Derzeit entstehen daher rund um afrikanische Städte neue Armutsviertel und nicht wenige Menschen entscheiden sich nach einer gewissen Zeit wieder zur Rückwanderung. Aufgrund des sozialen Zusammenhalts der Familien, aber auch aufgrund fehlender formaler sozialer Sicherungssysteme überleben die Menschen in sogenannten multi- oder translokalen Systemen zur Sicherung ihres Lebensunterhalts oder familiären Netzwerken: Familienmitglieder unterstützen sich gegenseitig in Krisensituationen sowie saisonal, indem sie jeweils dorthin gehen, wo sich gerade die besseren Überlebensmöglichkeiten auftun oder Arbeitskräfte gebraucht werden (zirkuläre Migration). Diese Strategie ist wirksam, d.h. sichert das (Über-)Leben und minimiert Risiken, aber hat nichts mit einer dynamischen Wirtschaftsentwicklung gemein. Zwar ist diese Strategie der Multilokalität sinnvoll, aber ihr wohlstandserhöhender Effekt ist begrenzt, denn vulnerable Gruppen unterstützen hier andere vulnerable Gruppen, was bestenfalls dazu führt, dass man sich „eben so durchschlägt“.

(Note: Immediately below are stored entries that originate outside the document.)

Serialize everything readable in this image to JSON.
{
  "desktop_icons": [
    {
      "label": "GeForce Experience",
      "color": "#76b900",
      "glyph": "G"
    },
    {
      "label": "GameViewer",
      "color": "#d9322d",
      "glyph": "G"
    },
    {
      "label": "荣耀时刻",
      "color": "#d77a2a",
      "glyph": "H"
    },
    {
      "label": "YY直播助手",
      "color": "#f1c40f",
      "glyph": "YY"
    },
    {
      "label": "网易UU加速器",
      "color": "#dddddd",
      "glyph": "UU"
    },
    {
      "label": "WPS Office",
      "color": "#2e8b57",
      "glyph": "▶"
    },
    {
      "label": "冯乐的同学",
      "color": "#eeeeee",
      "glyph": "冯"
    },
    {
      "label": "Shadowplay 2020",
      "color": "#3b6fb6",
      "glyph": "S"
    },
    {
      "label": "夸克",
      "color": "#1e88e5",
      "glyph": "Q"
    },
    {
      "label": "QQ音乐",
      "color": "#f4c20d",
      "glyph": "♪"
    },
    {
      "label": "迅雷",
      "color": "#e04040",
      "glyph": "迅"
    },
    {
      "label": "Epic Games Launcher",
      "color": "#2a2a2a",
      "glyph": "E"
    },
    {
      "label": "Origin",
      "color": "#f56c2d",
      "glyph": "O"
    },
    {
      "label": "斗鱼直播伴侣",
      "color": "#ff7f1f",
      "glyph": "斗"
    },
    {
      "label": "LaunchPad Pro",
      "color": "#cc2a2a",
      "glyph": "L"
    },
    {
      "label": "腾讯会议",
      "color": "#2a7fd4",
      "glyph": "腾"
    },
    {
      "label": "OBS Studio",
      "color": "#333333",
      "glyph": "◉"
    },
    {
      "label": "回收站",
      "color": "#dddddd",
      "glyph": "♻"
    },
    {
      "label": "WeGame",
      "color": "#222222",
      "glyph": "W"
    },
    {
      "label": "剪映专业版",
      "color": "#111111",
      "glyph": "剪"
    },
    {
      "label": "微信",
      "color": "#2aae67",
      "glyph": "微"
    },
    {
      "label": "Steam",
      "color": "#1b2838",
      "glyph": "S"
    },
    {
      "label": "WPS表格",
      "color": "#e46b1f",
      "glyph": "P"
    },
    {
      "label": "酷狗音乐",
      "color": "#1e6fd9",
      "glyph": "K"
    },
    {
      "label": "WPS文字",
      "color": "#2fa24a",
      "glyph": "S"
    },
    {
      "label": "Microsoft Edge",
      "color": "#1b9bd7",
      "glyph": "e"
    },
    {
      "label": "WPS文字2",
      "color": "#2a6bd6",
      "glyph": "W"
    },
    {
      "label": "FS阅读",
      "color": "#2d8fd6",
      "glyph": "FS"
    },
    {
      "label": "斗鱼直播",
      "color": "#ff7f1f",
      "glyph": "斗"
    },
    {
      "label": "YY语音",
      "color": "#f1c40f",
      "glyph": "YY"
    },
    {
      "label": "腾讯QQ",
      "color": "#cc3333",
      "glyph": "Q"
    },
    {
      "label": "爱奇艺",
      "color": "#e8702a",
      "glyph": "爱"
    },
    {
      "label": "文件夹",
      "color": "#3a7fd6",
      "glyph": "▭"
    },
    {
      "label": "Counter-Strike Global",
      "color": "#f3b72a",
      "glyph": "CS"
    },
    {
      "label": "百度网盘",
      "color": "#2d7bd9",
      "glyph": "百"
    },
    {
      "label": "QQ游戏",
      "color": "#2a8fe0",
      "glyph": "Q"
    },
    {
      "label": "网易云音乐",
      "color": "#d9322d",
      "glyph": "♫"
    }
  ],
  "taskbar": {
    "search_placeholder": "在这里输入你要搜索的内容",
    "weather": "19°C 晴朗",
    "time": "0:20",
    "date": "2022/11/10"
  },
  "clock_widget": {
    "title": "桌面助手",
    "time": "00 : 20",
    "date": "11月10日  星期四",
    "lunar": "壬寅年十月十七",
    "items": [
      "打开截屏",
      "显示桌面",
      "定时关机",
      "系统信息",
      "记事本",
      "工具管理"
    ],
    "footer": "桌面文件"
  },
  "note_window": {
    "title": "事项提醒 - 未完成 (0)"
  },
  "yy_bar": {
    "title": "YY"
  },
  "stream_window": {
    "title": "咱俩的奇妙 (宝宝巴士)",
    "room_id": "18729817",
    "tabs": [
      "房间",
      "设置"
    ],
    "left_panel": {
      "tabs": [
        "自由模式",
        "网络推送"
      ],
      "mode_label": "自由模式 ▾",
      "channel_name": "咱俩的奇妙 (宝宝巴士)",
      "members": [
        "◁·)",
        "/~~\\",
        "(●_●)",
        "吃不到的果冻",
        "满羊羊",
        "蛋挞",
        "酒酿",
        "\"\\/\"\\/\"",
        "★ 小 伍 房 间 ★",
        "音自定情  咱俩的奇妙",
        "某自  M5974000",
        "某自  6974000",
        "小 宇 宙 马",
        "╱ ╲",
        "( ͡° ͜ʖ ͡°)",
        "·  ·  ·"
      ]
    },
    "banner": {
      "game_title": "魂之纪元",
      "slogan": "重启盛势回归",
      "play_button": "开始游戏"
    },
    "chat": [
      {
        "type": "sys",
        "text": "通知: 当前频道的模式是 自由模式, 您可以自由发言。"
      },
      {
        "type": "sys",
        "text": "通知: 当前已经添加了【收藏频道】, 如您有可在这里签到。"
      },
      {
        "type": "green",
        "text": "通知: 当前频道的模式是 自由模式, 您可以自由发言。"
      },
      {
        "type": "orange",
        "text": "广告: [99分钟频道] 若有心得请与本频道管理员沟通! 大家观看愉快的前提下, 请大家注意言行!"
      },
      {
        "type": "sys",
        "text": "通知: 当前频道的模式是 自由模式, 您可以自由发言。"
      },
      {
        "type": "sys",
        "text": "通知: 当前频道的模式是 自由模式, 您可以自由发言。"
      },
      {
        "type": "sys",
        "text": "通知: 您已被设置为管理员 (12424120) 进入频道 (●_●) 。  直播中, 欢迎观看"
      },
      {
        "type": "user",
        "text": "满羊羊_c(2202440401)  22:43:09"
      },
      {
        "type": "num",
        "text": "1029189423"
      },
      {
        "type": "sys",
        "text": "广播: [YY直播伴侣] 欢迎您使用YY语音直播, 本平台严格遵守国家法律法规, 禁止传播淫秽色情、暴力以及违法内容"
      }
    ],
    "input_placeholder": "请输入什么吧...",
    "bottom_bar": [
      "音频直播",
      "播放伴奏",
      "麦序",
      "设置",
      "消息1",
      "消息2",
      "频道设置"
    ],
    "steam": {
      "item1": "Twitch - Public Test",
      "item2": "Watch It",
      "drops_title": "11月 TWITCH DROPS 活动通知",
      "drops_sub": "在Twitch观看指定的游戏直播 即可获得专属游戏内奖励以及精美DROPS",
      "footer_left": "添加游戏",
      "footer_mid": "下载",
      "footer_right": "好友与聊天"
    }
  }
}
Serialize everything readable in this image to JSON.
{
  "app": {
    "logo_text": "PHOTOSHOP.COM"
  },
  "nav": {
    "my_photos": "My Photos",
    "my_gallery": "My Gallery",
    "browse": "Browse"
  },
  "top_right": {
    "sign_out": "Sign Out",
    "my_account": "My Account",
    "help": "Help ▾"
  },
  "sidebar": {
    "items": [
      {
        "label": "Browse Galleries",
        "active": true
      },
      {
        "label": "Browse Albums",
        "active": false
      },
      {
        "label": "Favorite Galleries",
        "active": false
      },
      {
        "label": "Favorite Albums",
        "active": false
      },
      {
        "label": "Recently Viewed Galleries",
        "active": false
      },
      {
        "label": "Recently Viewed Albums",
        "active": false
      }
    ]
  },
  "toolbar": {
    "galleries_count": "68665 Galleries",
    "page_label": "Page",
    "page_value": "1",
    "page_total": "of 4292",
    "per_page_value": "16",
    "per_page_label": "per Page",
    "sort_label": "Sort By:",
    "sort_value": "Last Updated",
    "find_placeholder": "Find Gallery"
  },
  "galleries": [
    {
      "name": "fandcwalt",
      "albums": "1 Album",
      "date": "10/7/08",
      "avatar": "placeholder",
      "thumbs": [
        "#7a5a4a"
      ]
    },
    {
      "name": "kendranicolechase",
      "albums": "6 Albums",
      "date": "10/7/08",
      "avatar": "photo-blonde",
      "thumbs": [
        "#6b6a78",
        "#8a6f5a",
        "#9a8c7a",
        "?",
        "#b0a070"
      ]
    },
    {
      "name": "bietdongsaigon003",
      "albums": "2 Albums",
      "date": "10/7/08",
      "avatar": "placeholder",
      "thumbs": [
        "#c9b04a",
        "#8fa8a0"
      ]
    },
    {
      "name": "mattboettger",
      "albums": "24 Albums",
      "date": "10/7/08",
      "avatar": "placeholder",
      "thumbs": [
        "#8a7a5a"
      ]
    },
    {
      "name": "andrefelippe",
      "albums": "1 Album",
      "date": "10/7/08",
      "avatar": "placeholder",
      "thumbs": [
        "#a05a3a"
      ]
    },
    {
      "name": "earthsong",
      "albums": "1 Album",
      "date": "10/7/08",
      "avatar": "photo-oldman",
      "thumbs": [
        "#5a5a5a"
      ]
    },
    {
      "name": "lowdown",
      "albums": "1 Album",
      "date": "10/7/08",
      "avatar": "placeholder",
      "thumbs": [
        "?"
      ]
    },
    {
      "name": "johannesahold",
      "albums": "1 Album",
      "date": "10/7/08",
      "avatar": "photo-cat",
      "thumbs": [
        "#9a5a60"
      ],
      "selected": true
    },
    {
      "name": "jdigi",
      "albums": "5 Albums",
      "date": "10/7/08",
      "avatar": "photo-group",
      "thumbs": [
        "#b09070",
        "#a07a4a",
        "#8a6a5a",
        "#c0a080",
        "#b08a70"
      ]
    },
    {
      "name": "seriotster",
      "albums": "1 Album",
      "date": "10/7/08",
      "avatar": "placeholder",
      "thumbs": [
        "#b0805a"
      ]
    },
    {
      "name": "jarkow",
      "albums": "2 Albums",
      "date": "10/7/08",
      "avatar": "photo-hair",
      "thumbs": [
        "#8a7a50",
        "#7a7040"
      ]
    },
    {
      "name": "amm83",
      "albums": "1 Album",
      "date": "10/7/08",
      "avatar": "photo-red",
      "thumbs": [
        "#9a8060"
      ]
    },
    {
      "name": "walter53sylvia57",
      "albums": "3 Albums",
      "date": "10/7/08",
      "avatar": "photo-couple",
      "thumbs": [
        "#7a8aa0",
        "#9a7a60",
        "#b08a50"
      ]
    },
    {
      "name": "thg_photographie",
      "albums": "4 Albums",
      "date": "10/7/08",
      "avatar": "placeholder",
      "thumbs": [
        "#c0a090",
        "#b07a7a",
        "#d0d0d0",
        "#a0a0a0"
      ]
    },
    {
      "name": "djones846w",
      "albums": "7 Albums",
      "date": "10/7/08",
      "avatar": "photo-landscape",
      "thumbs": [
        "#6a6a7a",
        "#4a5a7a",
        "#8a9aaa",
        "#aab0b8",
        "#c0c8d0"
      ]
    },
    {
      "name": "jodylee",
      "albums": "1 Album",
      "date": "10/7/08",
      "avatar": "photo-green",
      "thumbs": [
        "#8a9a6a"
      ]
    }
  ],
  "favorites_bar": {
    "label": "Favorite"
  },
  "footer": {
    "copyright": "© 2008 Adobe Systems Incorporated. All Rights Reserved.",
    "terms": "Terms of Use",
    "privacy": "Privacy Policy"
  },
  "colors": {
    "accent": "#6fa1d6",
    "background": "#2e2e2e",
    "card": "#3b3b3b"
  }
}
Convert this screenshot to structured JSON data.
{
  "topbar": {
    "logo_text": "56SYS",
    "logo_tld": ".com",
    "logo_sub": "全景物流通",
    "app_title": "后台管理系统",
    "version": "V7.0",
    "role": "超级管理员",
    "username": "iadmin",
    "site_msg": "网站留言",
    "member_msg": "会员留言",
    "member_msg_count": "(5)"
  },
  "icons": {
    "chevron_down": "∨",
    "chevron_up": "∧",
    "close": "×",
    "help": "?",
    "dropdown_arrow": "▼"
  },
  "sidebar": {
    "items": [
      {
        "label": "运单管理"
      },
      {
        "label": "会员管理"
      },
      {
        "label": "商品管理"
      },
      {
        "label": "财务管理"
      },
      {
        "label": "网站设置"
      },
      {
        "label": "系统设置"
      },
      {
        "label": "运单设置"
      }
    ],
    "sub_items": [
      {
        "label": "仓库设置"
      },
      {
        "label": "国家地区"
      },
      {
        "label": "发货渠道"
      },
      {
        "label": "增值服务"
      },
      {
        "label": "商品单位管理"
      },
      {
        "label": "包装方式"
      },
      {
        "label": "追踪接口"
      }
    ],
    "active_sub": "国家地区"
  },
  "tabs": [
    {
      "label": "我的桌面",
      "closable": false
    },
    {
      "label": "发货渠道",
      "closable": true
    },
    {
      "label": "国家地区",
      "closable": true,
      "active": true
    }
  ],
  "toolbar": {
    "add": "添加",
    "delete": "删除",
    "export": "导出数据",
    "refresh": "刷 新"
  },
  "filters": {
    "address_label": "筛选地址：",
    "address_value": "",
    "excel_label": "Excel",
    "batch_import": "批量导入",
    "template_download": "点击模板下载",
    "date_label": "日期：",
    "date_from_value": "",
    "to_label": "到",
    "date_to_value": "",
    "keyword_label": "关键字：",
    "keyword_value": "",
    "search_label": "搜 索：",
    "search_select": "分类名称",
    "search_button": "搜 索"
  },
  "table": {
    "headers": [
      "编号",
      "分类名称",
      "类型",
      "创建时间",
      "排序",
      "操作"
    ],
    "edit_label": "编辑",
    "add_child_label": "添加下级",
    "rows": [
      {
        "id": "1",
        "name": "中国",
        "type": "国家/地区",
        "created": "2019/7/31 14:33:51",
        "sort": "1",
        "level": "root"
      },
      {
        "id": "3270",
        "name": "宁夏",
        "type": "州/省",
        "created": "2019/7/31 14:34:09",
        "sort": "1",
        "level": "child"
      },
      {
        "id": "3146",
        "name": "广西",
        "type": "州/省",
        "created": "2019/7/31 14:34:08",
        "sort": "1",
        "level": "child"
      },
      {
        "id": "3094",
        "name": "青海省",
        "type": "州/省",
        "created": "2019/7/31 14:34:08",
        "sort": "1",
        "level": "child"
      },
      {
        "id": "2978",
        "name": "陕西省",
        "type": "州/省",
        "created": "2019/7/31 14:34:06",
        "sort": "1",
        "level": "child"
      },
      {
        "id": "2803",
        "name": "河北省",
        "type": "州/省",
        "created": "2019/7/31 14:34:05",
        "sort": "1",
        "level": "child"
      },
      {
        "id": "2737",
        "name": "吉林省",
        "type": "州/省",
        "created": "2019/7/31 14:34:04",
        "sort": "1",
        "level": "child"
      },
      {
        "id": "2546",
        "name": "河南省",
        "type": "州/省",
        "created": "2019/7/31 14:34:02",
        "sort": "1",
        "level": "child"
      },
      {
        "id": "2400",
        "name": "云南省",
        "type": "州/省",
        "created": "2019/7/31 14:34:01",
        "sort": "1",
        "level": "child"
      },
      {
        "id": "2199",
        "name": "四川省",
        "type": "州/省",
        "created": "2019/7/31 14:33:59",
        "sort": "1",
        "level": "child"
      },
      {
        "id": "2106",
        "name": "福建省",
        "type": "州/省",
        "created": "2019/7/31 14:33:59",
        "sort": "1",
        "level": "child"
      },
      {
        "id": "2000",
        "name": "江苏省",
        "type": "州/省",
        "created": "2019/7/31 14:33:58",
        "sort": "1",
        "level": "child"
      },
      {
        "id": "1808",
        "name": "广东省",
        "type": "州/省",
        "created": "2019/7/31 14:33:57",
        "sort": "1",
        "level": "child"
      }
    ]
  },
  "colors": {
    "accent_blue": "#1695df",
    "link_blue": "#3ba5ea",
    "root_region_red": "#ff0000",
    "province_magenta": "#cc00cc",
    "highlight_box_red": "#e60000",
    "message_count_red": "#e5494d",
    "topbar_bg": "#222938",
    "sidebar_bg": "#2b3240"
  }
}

Familienmitglieder unterstützen sich gegenseitig in Krisensituationen sowie saisonal
Etwas anders ist die Entwicklung in Äthiopien zu beurteilen. Hier ist ein struktureller Wandel am ehesten zu beobachten, wobei auch er spezifisch afrikanische Charakteristika trägt. Dieser besteht in den ariden und semi-ariden Tieflandregionen in einer massiven Veränderung bisheriger Siedlungs- und Landnutzungsmuster, wogegen im Hochland trotz hoher nationaler Wachstumsraten und Erfolge in der Armutsminderung bisher keine breitenwirksamen strukturellen Veränderungen zu verzeichnen sind. Weiterhin lebt ein Großteil der Bevölkerung Äthiopiens, das weiterhin das am wenigsten urbanisierte Land Subsahara-Afrikas darstellt, von kleinbäuerlicher Landwirtschaft unter zunehmend prekären Verhältnissen (Degradierung, extrem kleine Anbauflächen unter einem Hektar). Im Tiefland ist es in den letzten Jahrzehnten zu einer massiven Verarmung mobiler Viehalter gekommen, da sich die Herdengrößen pro Haushalt drastisch vermindert haben.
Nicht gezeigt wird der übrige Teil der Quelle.